SONHOS LÚCIDOS DE UM BRASIL CONSTANTE

Temos um sonho, todos nós, mesmo os mais distraídos ou pretensamente descrentes: em um país que honre o seu povo, na sua faina diária de produzir cultura, seja esta material ou imaterial.

E o quanto estas palavras são encobrem um preconceito! A cultura simbólica é o prédio, é a roupa, a comida, o verso, a música, o jogo, as histórias, os pensamentos filosóficos e tudo mais que a gente conseguir inventar. Tudo isso é cultura, tudo isso é matéria, é a matéria de que somos feitos, como disse Shakespeare, sobre os sonhos.

Nós seres humanos somos feitos de pensamento e linguagem, e estas não se confundem, embora muitas vezes andem juntas. Temos a dimensão do pensamento que cria mundos, e a linguagem que os expressa; depois a faixa da vontade que os põe em prática, e a manualidade que os realiza; e ainda, o nível da sensação, que os percebe, e do sentimento, que os valora.

Veja bem: o sentimento está numa ponta, o pensamento na outra. Um sinaliza e constrói o outro, dependemos dessas nossas duas pontas que se encontram no mundo, como uma serpente que morde a própria cauda. Entre os dois extremos, construímos nosso mundo. Essa construção, no seu nível perceptivo, sensitivo e cognitivo, é a verdadeira natureza da memória.

Lobato escreveu que um país se faz com homens e livros. Eu diria que um país se faz com homens livres. E livres são aqueles, e só aqueles, que não carregam o peso do passado, mas sim a riqueza luminosa de tudo que já se viveu antes, seja como indivíduo, nação ou espécie.

Esse desdém que se perpetua em nosso país, ocupando o lugar de tantos cantores populares sublimes, compositores, escritores, artistas plásticos e construções da nossa identidade, como o lindo prédio da Estação da Leopoldina, ou o inesquecível (quem se lembra dele?) Palácio Monroe, que ficava ao lado do Passeio Público da Cidade do Rio de Janeiro, e que foi demolido para construir uma linha do metrô, nos anos 70. Por mais absurdas que as duas coisas possam parecer.

Esta falta de consideração, este desperdício de talentos e maravilhas, é parente daquele que faz com que a maioria dos nossos estudantes nunca tenha assistido ao filme Limite, ou que seu genial autor, Mário Peixoto, nunca mais tivesse conseguido filmar. Ou, ainda, e tão grave quanto, que seu romance cíclico em vários volumes não tenha vindo integralmente à luz.

Horácio exclamou: “Non fumum ex fulgore, sed ex fumo dare lucem”, não transformemos o fulgor em fumaça (desperdício), mas façamos que até a fumaça brilhe e nos ilumine (até aquilo que parece sem energia pode luzir, se lhe aplicarmos o trabalho e a vontade).

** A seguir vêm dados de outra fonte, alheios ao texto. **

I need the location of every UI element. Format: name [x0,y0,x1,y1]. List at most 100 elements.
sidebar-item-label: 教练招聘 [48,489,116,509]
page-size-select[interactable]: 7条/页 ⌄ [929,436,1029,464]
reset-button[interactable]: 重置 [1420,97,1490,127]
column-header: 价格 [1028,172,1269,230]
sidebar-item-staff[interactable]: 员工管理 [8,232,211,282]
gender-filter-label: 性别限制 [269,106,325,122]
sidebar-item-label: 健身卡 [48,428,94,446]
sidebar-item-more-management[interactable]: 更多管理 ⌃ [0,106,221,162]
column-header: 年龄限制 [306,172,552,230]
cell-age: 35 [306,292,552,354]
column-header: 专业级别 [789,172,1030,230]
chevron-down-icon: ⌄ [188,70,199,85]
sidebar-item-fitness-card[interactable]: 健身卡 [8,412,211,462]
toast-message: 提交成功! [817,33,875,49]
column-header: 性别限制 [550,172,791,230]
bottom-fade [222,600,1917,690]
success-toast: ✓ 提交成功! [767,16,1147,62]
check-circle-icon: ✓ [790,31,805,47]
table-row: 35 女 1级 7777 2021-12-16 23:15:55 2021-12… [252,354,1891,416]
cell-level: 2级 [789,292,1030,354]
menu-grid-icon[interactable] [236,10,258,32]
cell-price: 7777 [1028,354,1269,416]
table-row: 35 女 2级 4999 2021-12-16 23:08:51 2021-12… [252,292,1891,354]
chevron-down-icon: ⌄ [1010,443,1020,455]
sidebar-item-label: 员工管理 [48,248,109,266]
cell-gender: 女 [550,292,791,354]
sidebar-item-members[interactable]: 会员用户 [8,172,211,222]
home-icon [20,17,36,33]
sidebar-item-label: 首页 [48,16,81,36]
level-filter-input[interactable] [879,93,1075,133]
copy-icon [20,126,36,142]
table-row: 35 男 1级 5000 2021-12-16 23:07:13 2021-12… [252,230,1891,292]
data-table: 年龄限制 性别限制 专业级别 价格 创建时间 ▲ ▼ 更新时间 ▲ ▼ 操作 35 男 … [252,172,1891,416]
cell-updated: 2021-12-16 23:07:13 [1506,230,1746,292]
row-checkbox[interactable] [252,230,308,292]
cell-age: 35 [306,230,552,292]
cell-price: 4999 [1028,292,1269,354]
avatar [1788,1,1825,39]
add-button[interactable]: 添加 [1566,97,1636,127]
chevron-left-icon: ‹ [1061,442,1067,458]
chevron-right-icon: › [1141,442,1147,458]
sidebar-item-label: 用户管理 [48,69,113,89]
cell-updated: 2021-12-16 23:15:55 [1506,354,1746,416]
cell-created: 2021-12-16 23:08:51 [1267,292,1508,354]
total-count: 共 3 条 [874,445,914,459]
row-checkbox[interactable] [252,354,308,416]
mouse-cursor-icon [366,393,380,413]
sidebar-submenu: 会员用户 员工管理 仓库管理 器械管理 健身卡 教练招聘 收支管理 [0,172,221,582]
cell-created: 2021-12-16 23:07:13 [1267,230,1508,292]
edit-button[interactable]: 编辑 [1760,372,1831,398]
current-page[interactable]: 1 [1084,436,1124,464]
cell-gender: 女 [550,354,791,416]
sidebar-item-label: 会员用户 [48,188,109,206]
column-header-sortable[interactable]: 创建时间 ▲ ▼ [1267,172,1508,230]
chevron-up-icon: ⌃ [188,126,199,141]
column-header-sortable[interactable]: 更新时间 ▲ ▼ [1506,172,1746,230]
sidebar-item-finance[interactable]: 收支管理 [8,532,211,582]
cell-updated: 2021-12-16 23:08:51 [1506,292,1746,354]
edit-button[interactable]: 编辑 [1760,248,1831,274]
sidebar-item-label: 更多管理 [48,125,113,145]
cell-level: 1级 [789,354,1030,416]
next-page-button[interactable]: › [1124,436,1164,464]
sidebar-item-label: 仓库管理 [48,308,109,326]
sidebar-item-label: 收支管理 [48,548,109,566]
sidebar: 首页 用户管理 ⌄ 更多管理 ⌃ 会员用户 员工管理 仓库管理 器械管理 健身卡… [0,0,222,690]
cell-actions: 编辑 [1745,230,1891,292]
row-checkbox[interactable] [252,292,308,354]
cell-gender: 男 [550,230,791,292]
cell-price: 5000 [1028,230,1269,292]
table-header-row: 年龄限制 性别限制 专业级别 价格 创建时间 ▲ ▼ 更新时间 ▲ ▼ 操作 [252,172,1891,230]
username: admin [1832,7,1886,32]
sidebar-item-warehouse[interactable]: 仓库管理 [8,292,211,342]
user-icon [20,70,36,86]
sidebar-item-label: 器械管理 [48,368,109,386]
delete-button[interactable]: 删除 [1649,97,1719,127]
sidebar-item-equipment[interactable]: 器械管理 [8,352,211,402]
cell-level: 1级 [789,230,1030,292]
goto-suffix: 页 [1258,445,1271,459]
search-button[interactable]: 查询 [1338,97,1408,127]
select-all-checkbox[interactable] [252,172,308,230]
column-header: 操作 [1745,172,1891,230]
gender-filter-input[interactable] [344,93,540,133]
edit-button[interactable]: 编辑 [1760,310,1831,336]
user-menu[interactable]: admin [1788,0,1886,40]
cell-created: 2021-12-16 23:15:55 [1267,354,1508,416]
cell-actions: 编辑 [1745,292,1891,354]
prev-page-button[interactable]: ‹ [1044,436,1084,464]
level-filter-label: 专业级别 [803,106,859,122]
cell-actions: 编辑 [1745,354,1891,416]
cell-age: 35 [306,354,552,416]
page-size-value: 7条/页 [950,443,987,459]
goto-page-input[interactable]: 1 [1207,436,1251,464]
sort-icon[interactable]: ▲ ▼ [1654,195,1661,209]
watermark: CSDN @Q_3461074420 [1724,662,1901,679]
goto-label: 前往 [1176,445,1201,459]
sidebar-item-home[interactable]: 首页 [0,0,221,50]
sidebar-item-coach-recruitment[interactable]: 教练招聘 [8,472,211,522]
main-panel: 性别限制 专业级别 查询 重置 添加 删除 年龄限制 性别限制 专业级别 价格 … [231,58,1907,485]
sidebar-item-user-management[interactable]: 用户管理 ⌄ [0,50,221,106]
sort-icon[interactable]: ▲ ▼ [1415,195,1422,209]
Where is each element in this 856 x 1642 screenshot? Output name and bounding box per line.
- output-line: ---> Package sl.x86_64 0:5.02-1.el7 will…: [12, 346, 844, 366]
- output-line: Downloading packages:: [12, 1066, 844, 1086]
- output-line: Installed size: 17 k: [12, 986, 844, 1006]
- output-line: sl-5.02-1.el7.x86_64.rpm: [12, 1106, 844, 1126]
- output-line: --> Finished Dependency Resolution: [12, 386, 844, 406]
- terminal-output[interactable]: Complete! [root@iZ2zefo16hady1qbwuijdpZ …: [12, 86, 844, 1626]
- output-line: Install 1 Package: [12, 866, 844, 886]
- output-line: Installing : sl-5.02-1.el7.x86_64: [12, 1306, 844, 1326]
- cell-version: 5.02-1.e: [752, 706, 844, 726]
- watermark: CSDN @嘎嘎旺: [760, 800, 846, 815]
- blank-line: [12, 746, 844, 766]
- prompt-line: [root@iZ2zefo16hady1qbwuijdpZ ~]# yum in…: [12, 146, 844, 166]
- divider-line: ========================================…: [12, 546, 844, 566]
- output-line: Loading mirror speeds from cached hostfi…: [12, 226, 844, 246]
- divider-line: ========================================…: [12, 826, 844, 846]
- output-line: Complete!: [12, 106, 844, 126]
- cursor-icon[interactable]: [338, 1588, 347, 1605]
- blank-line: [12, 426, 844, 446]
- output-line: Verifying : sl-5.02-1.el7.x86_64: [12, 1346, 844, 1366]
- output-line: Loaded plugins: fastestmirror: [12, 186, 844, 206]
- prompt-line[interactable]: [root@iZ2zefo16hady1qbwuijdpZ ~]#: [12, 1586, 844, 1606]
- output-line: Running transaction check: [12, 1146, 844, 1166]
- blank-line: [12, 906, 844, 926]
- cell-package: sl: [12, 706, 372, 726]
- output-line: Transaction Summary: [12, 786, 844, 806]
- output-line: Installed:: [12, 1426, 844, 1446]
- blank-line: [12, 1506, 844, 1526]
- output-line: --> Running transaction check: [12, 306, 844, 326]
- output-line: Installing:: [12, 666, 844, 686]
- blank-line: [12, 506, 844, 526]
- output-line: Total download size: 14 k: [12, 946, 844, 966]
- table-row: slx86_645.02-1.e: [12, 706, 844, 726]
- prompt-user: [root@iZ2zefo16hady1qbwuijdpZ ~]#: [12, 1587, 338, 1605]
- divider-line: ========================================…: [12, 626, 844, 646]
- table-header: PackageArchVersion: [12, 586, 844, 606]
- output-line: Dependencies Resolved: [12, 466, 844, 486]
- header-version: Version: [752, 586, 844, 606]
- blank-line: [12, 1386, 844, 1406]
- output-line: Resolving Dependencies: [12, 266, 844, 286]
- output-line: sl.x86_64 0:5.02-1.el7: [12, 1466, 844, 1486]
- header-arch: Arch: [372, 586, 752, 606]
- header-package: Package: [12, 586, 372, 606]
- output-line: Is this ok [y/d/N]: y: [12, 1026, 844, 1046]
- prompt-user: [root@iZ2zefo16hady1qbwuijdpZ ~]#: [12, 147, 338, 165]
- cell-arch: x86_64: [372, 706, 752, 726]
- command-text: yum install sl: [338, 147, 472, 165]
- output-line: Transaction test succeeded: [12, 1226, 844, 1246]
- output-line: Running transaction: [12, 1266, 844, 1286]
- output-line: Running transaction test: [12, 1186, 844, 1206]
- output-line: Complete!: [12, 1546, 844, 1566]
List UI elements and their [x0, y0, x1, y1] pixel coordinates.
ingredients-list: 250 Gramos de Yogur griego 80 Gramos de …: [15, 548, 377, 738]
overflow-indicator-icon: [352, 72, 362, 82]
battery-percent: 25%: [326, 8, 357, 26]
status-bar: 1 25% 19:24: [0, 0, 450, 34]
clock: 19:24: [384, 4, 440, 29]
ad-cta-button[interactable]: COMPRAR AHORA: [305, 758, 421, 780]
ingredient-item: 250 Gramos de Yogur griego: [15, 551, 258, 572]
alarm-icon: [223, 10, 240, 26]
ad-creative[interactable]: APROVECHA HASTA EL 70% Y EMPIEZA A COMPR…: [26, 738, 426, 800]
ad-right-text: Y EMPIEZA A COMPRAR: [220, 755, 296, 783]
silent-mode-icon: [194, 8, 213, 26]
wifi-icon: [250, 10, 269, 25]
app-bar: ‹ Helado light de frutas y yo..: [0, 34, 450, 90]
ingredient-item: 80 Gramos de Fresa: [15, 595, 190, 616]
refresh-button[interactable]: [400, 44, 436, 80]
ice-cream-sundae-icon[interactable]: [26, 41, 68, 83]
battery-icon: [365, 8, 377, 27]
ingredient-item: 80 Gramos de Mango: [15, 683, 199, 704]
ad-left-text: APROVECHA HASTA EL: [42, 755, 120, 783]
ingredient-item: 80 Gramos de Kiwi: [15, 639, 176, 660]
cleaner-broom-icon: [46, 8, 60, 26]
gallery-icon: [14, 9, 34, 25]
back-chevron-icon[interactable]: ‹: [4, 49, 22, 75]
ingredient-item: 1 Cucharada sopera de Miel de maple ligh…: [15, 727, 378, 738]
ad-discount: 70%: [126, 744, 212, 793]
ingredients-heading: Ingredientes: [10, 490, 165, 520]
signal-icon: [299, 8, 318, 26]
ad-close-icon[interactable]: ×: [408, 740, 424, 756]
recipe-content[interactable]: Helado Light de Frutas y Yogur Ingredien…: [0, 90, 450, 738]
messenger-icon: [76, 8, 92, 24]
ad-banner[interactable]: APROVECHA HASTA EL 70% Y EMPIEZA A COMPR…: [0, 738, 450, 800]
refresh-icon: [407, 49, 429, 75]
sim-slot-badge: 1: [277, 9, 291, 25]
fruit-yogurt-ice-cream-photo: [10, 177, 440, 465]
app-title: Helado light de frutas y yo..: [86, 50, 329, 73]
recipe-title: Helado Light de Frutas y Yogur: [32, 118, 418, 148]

Esta sentença, cuja segunda oração é ostentada como inscrição na antiga fábrica de gás na Avenida Presidente Vargas, com amor e humor (como versejou Oswald de Andrade), alerta a todos os cidadãos de nossa cidade, que diante dela trafegam cotidianamente.

Mas quanta ironia! Quem pode entender o verso?

E dentre os que entendem, ou viram na internet a tradução, quantos o conseguem compreender?

Nosso povo, pelo costume do novo, pelo preconceito colonialista, pela questão cultural e educacional, e pelo vezo globalizante do descartável e do supérfluo, anda fazendo justamente o contrário, como na frase bíblica, atirando pérolas aos porcos.

É preciso e precioso lutar pela nossa memória, porque ela é o nosso presente, e o nosso futuro.

Somente reconhecendo nosso rosto em tudo que já edificamos, em tantas coisas talentosas que realizamos, e que são pedaços do gigantesco edifício que é o Brasil, poderemos continuar construindo.

Os prédios, bem tratados, ou abandonados, são todos pedaços de uma magnífica construção, que nossos avós fizeram, e da qual participamos, que continuamos construindo, e que é o nosso país.